Merakla bahçe duvarının kenarına yanaştım, bir süre izledim…
Görüntü öyle ilginç ki, kahvehane ahalisi, basın toplantısı bekler gibi birer aralıklı oturmuş, az sonra gerekli açıklamaları yapmak üzere Muhtar Emmi Kahvehanenin iki kanat kapısı açılacak da ortaya çıkacak sanki…
Bizim bilinen dörtlü ise karşılıklı konuşuyor, muhabbet ediyor aynı Çankaya toplantısı gibi, beklenen gelinceye kadar ağız ağza konuşanlara benzer…
Tedbir-medbir hak getire.
Korona virüsü ile ilgili üretilen mizahların bini bir para, anlatıp anlatıp gülüyorlar…
Gençlerden biri, bilinen dörtlüye doğru yönelerek sordu…
“Abiler ya… Geçenlerde sosyal medyadan anlattıkları gibi, gece yatmadan önce normal duamın arkasına önerdikleri duayı ekleyeyim istedim. Aldım elime doksan dokuzluk tepihi başladım duaya…”
Rasim “N duası genç, hayırdır inşallah?” diye sordu…
Genç gayet ciddi, doğal bir şekilde anlattı…
“Abi… Hani bir arkadaşın Diyanette çalışan bir memur arkadaşı varmış ya…”
Kamber, gülümsemeye başladı ve “Eeeee…” dedi…
Genç, “Arkadaşın anlattığına göre bu virüs cinler vasıtasıyla yayılıyormuş…”
Kamber biraz daha sesli gülecekti ama genç o kadar ciddi anlatıyordu ki, bozuntuya vermeden “Eeee.” diyerek anlatmaya devam etmesini sağladı…
Genç devamla, “İşte o duayı okumaya başladım, Korona korona, korum lan orana burana diye… Baştan savma olmasın diye de makam ile okudum…”
Kerem tam patlamak üzereydi ki, Kamber devreye girdi…
“Eeee… Ne güzel işte…”
Genç devamında “Abi güzel olmasına güzel de sabah oldu, ortalık ağardı ben daha doksandokuzu tamamlayamadım. Şimdi dua geçerli oldu mu olmadı mı?”

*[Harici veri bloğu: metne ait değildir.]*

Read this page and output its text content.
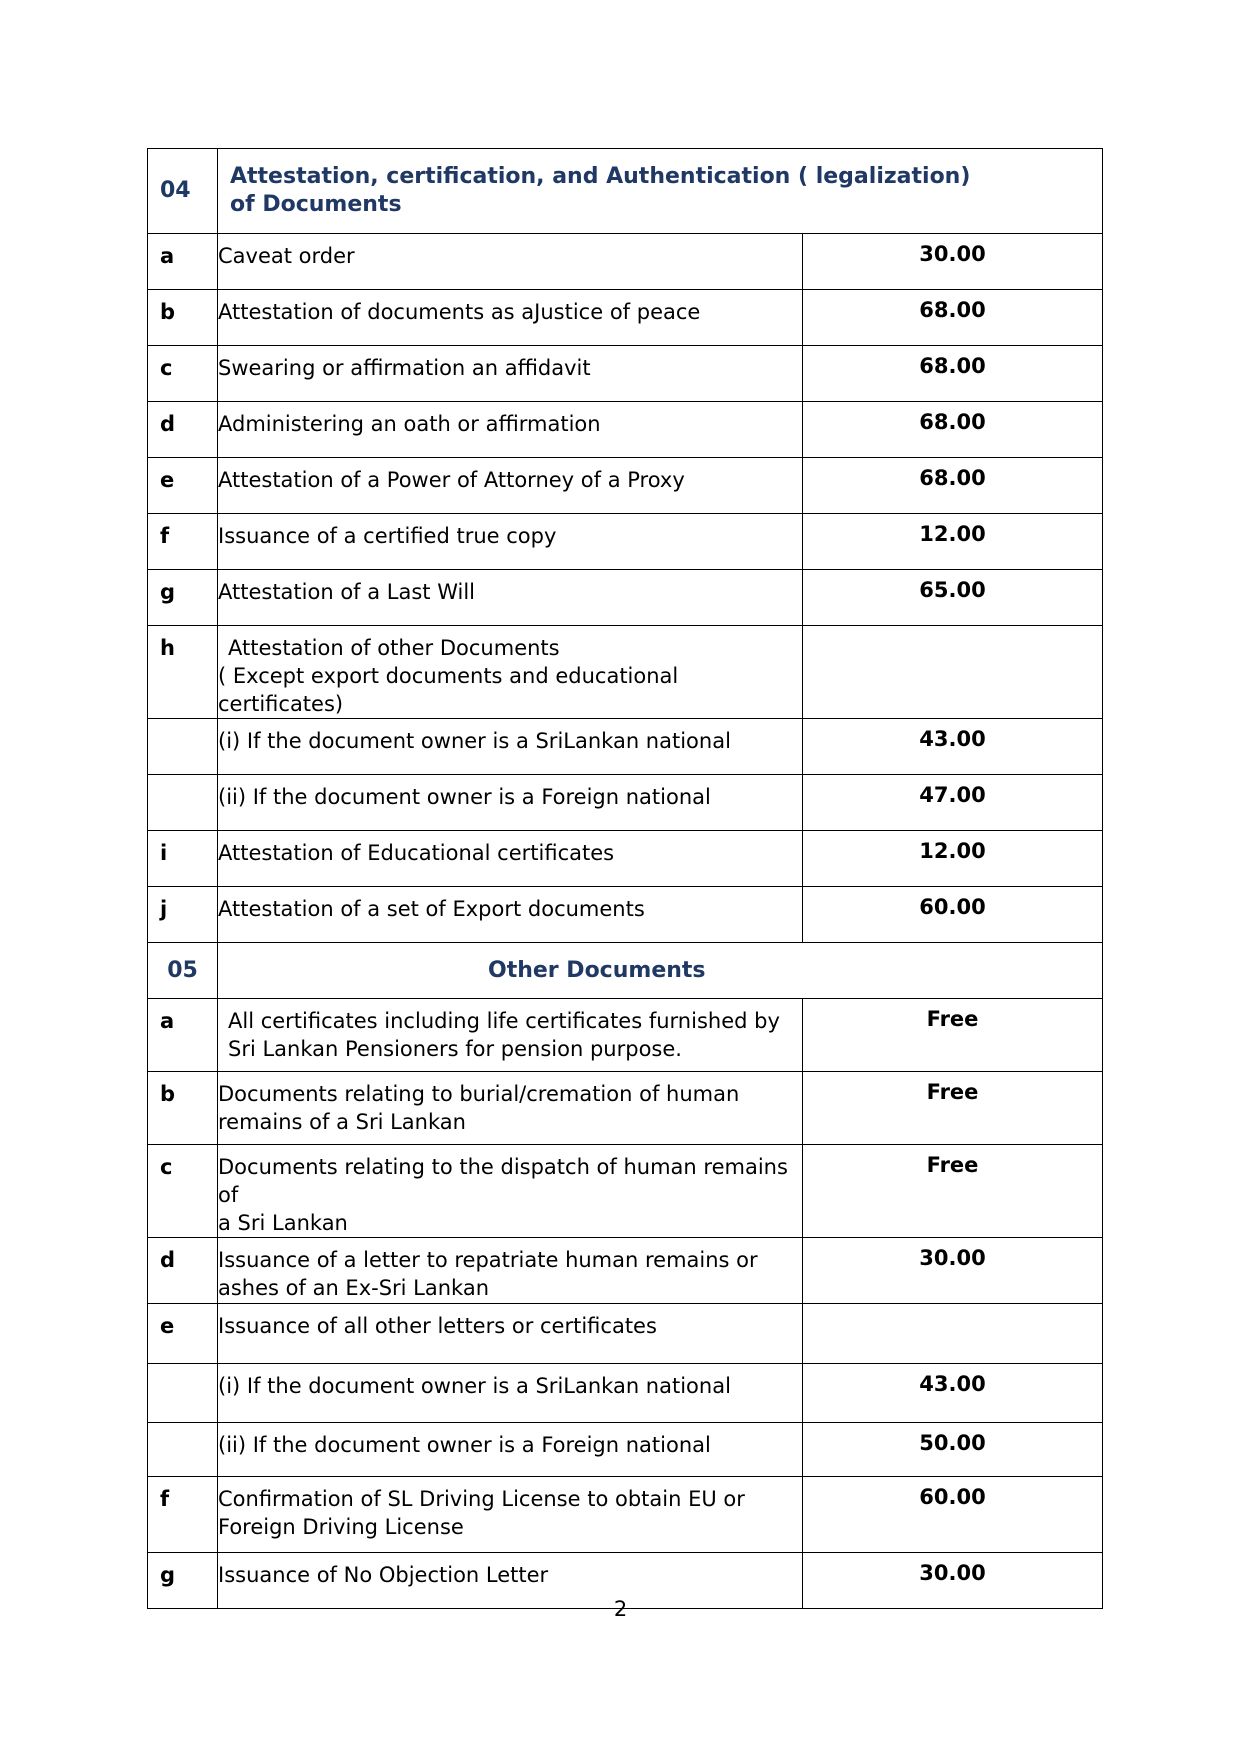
04	Attestation, certification, and Authentication ( legalization) of Documents	
a	Caveat order	30.00
b	Attestation of documents as aJustice of peace	68.00
c	Swearing or affirmation an affidavit	68.00
d	Administering an oath or affirmation	68.00
e	Attestation of a Power of Attorney of a Proxy	68.00
f	Issuance of a certified true copy	12.00
g	Attestation of a Last Will	65.00
h	Attestation of other Documents
( Except export documents and educational certificates)	

	(i) If the document owner is a SriLankan national	43.00
	(ii) If the document owner is a Foreign national	47.00
i	Attestation of Educational certificates	12.00
j	Attestation of a set of Export documents	60.00
05	Other Documents	
a	All certificates including life certificates furnished by
Sri Lankan Pensioners for pension purpose.	Free
b	Documents relating to burial/cremation of human
remains of a Sri Lankan	Free
c	Documents relating to the dispatch of human remains of
a Sri Lankan	Free
d	Issuance of a letter to repatriate human remains or
ashes of an Ex-Sri Lankan	30.00
e	Issuance of all other letters or certificates	
	(i) If the document owner is a SriLankan national	43.00
	(ii) If the document owner is a Foreign national	50.00
f	Confirmation of SL Driving License to obtain EU or
Foreign Driving License	60.00
g	Issuance of No Objection Letter	30.00
2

Kahvehane ahalisi yerlere yatıyordu gülmekten…
Rasim, “Vallahi bu sorunun cevabını Ali Erbaş bilir de keşke Muhtar Emmi olsaydı, belki de o senin için okkalı bir cevap verebilirdi” dedi…

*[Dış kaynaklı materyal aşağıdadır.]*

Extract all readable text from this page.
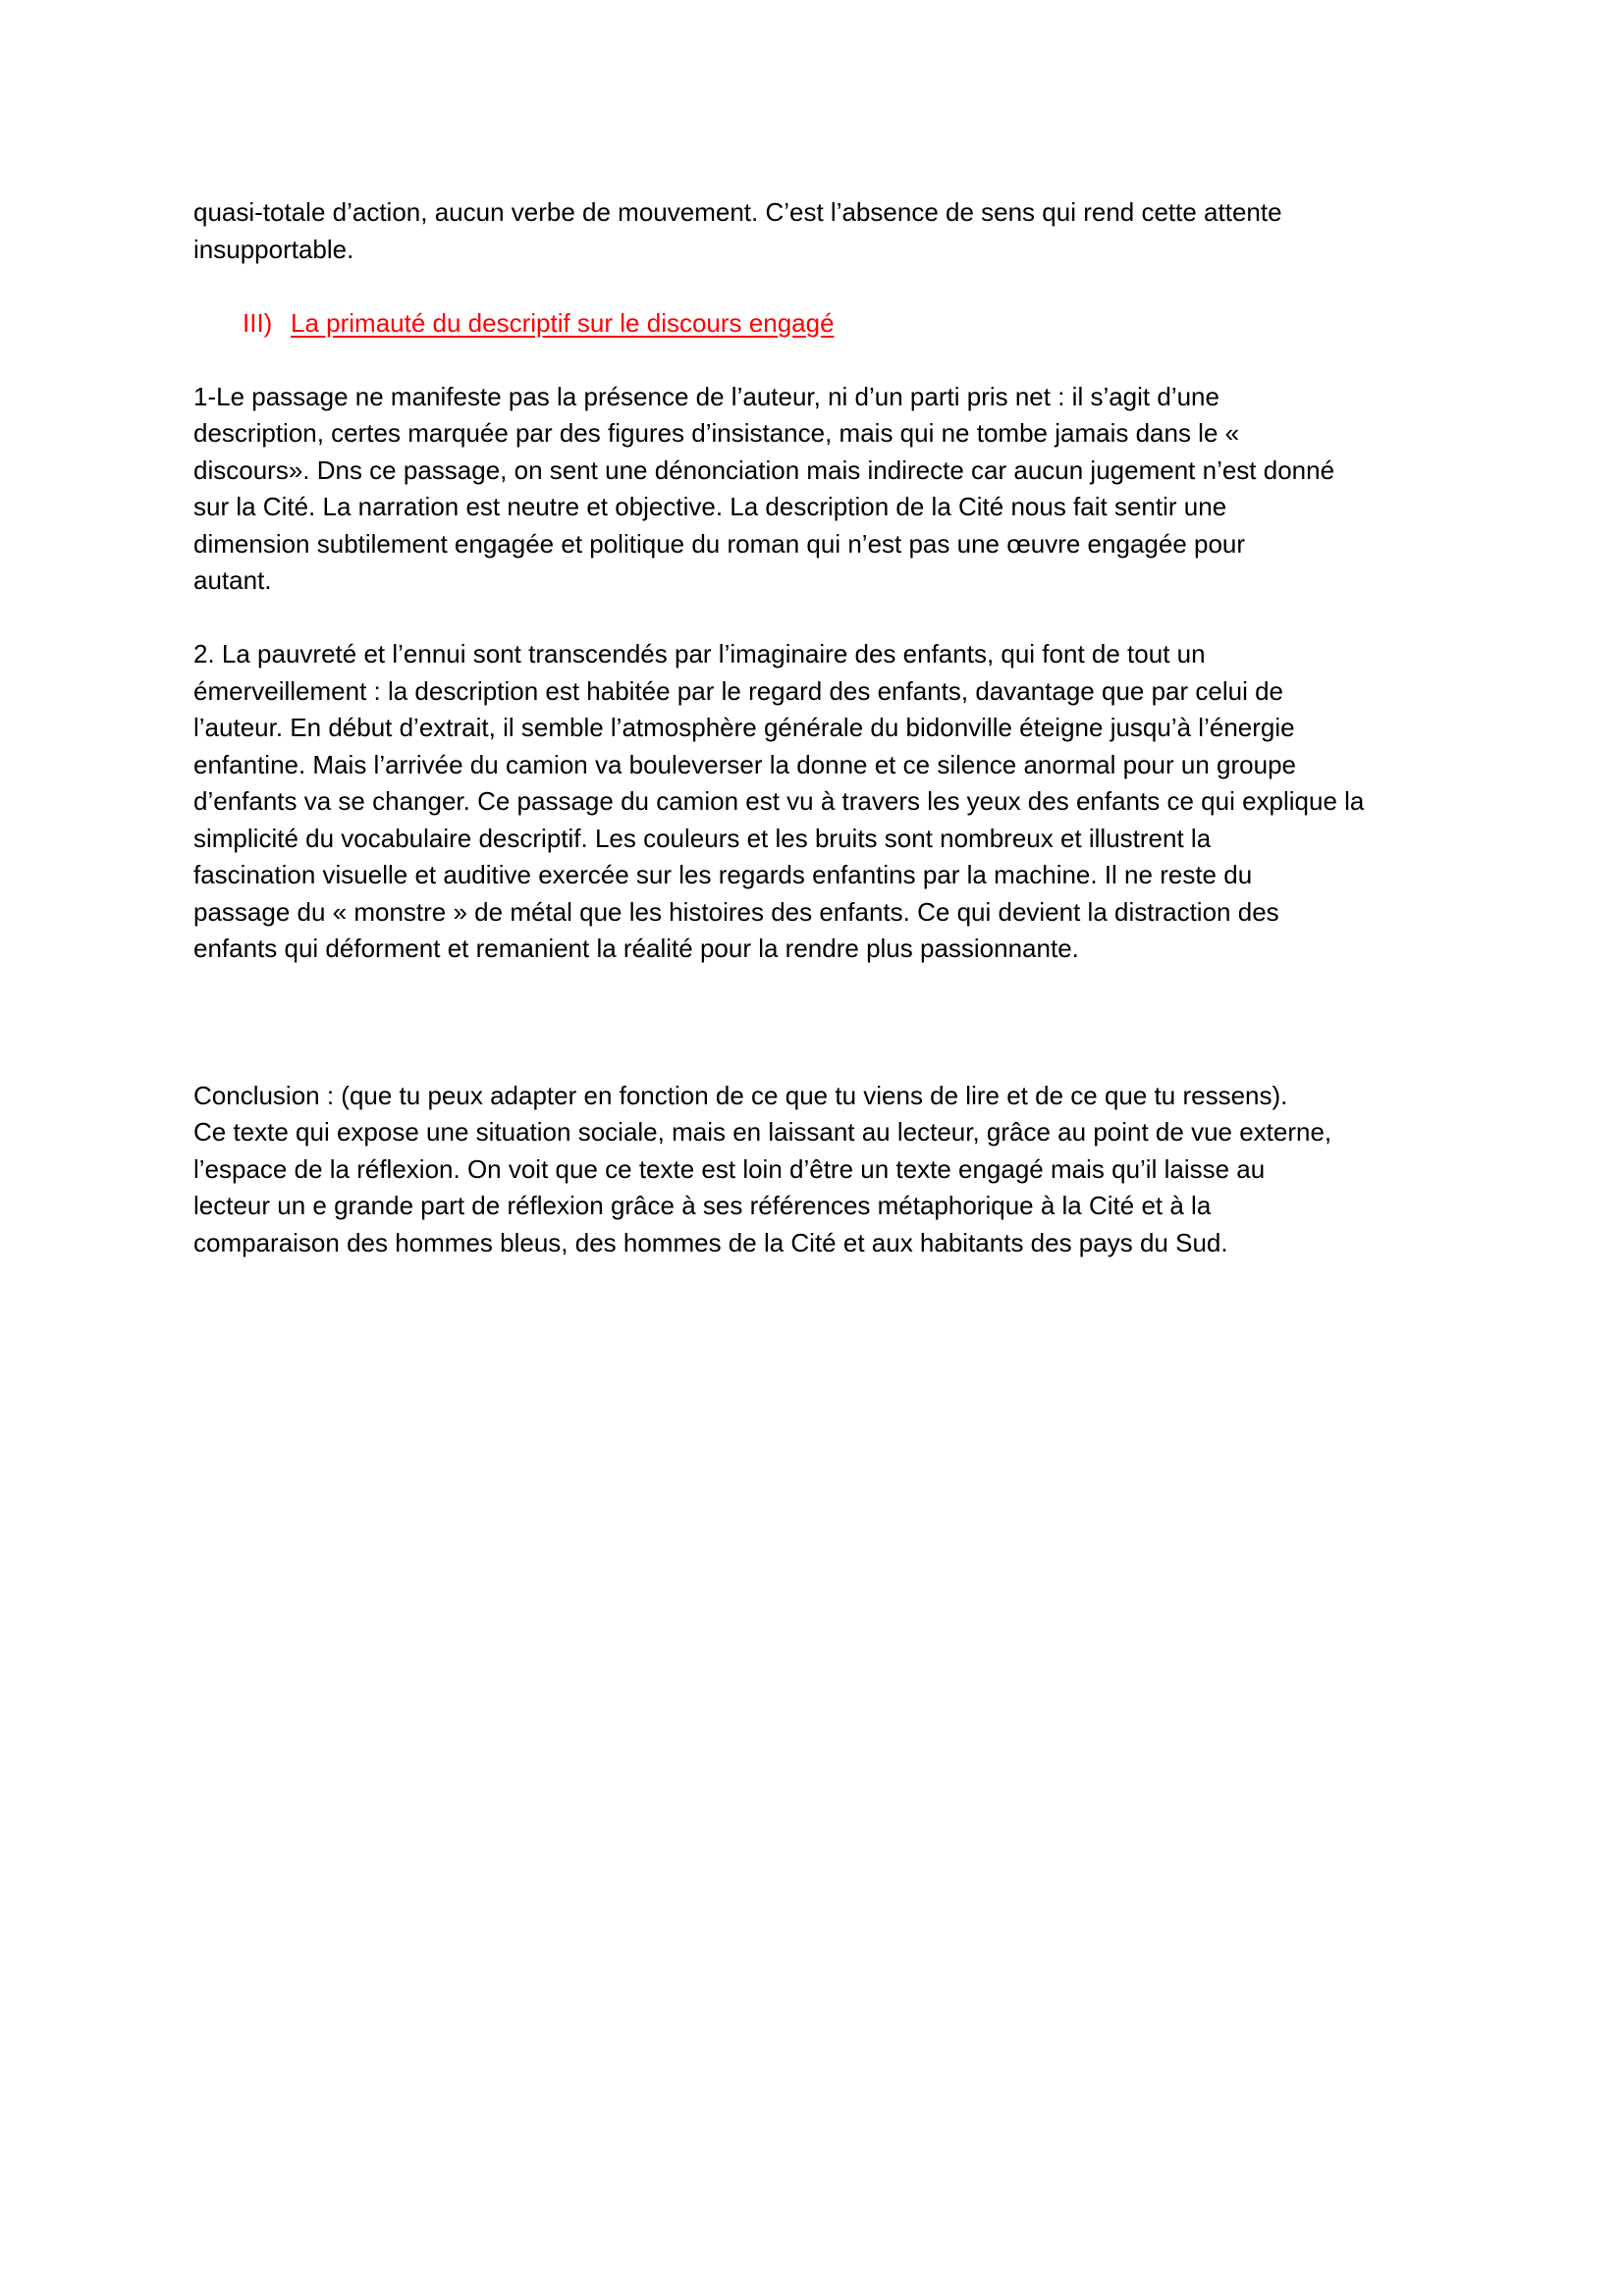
quasi-totale d’action, aucun verbe de mouvement. C’est l’absence de sens qui rend cette attente
insupportable.

III) La primauté du descriptif sur le discours engagé

1-Le passage ne manifeste pas la présence de l’auteur, ni d’un parti pris net : il s’agit d’une
description, certes marquée par des figures d’insistance, mais qui ne tombe jamais dans le «
discours». Dns ce passage, on sent une dénonciation mais indirecte car aucun jugement n’est donné
sur la Cité. La narration est neutre et objective. La description de la Cité nous fait sentir une
dimension subtilement engagée et politique du roman qui n’est pas une œuvre engagée pour
autant.

2. La pauvreté et l’ennui sont transcendés par l’imaginaire des enfants, qui font de tout un
émerveillement : la description est habitée par le regard des enfants, davantage que par celui de
l’auteur. En début d’extrait, il semble l’atmosphère générale du bidonville éteigne jusqu’à l’énergie
enfantine. Mais l’arrivée du camion va bouleverser la donne et ce silence anormal pour un groupe
d’enfants va se changer. Ce passage du camion est vu à travers les yeux des enfants ce qui explique la
simplicité du vocabulaire descriptif. Les couleurs et les bruits sont nombreux et illustrent la
fascination visuelle et auditive exercée sur les regards enfantins par la machine. Il ne reste du
passage du « monstre » de métal que les histoires des enfants. Ce qui devient la distraction des
enfants qui déforment et remanient la réalité pour la rendre plus passionnante.

Conclusion : (que tu peux adapter en fonction de ce que tu viens de lire et de ce que tu ressens).
Ce texte qui expose une situation sociale, mais en laissant au lecteur, grâce au point de vue externe,
l’espace de la réflexion. On voit que ce texte est loin d’être un texte engagé mais qu’il laisse au
lecteur un e grande part de réflexion grâce à ses références métaphorique à la Cité et à la
comparaison des hommes bleus, des hommes de la Cité et aux habitants des pays du Sud.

Gülüşmeler devam ederken, karşıdan Kemal Dayı göründü…
Millet toparlandı, kahvehane açılacak, çaylar demlenecek, masalarda fayanslar döşenecek, muhabbet alıp başını gidecek…
Sandılar…
Ama sadece sandılar…
Kemal Dayı manzarayı görünce evvela şaşkın bakışlarla ahalinin yüzüne göz gezdirdi baştan aşağı sonra “Hayırdır, ne iş, neden buradasınız?” dedi…

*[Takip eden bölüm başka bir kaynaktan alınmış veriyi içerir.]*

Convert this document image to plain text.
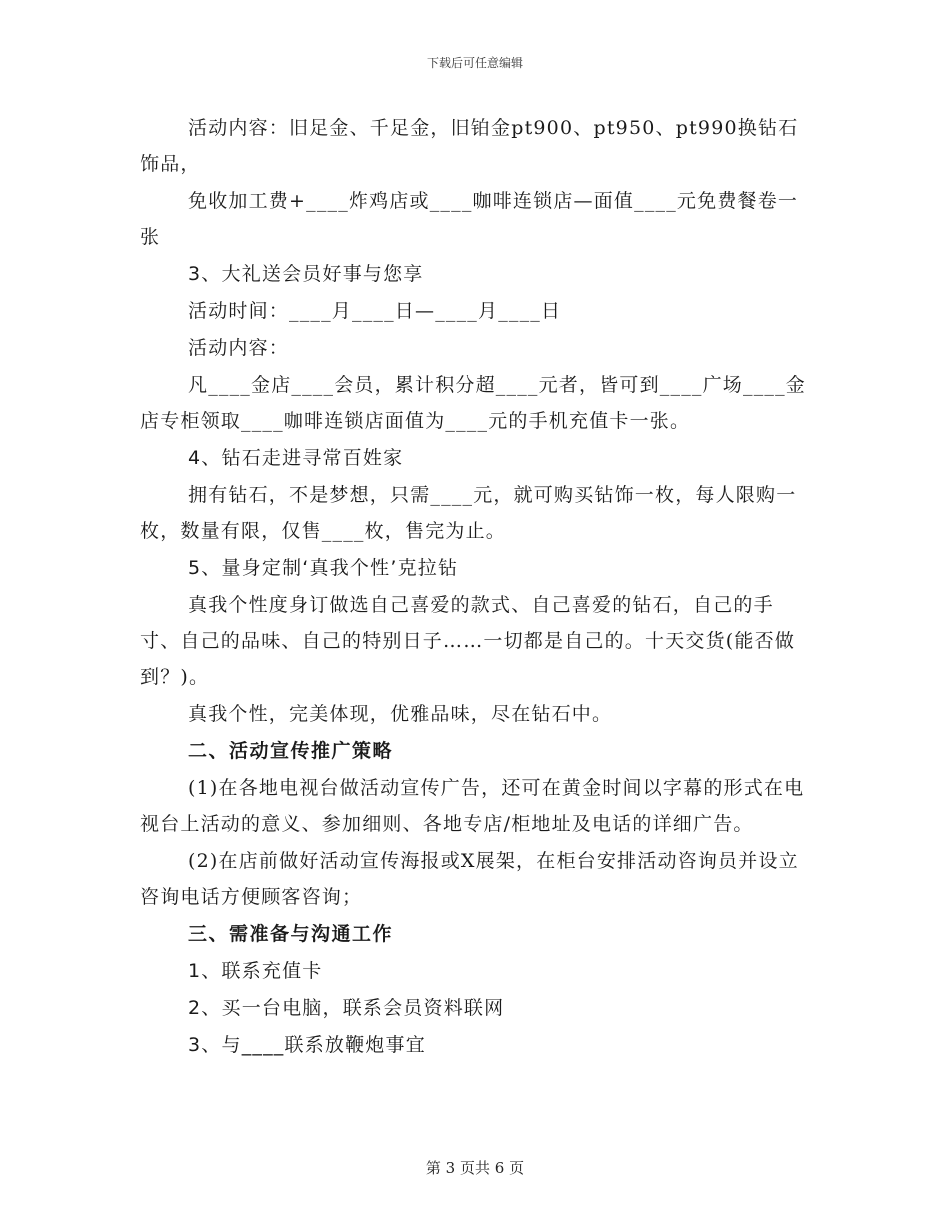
下载后可任意编辑

活动内容：旧足金、千足金，旧铂金pt900、pt950、pt990换钻石饰品，

免收加工费+____炸鸡店或____咖啡连锁店—面值____元免费餐卷一张

3、大礼送会员好事与您享

活动时间：____月____日—____月____日

活动内容：

凡____金店____会员，累计积分超____元者，皆可到____广场____金店专柜领取____咖啡连锁店面值为____元的手机充值卡一张。

4、钻石走进寻常百姓家

拥有钻石，不是梦想，只需____元，就可购买钻饰一枚，每人限购一枚，数量有限，仅售____枚，售完为止。

5、量身定制‘真我个性’克拉钻

真我个性度身订做选自己喜爱的款式、自己喜爱的钻石，自己的手寸、自己的品味、自己的特别日子……一切都是自己的。十天交货(能否做到？)。

真我个性，完美体现，优雅品味，尽在钻石中。

二、活动宣传推广策略

(1)在各地电视台做活动宣传广告，还可在黄金时间以字幕的形式在电视台上活动的意义、参加细则、各地专店/柜地址及电话的详细广告。

(2)在店前做好活动宣传海报或X展架，在柜台安排活动咨询员并设立咨询电话方便顾客咨询；

三、需准备与沟通工作

1、联系充值卡

2、买一台电脑，联系会员资料联网

3、与____联系放鞭炮事宜

第 3 页共 6 页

Kerim keyif ile Kemal dayıya “Seni bekliyoruz Kemal Dayı, bugün geç kaldın da…”
Kemal dayı “Ulan ipsizler, kahvehanelerin, berberleri ve de benzer yerlerin kapatıldığından haberiniz yok mu da koşa koşa doluştunuz buraya… Beni size çattırmayın, dağılın evlerinize, kapıdaki yazıyı da mı okumadınız” diye yüksek perdeden seslendi…
Malum, çok ta kırmaya gelmez ne de olsa korona dört gün sonra gidecek, Kemal Dayı bunlarla baş başa kalacak…
Kemal Dayı kahvehane ahalisini evlerine gönderirken, ben de marketin yolunu tuttum da merakım şu…
Sağlık Bakanı günün hemen her saatinde son durum açıklaması yaparken…
Virüsten korunmak için alınacak önlemleri “Mucize Doktor Ali Vefa ile Doktor Hekimolğu aracılığı” ile duyururken…
Her gün akşam hemen her televizyon kanalında, şimdiye kadar adını sanını duymadığımız o kadar çok prof. unvanlı akademisyenler, halkın anlamayacağı tıbbi terimlerle birbiri ile tartışırlarken…
Toplumun nerede olduğunu merak ediyorum doğrusu…
Dert nedir biliyor musunuz?
Dert, Sağlık Bakanlığının ve iktidarın, yayın korona virüsü hakkında gerekli açıklamaları daha şeffaf yapıp da konunun vahametini anlatamamış olmalarında…
Ölenler kim?
İsimleri ne?
Nerede öldüler?
Açıkla da bak millet kendi önlemini almakta sağlık bakanlığının bile önüne geçmiyor mu?
O zaman anlayacak ki günde beş vakit abdest almayla temizlik olmuyor…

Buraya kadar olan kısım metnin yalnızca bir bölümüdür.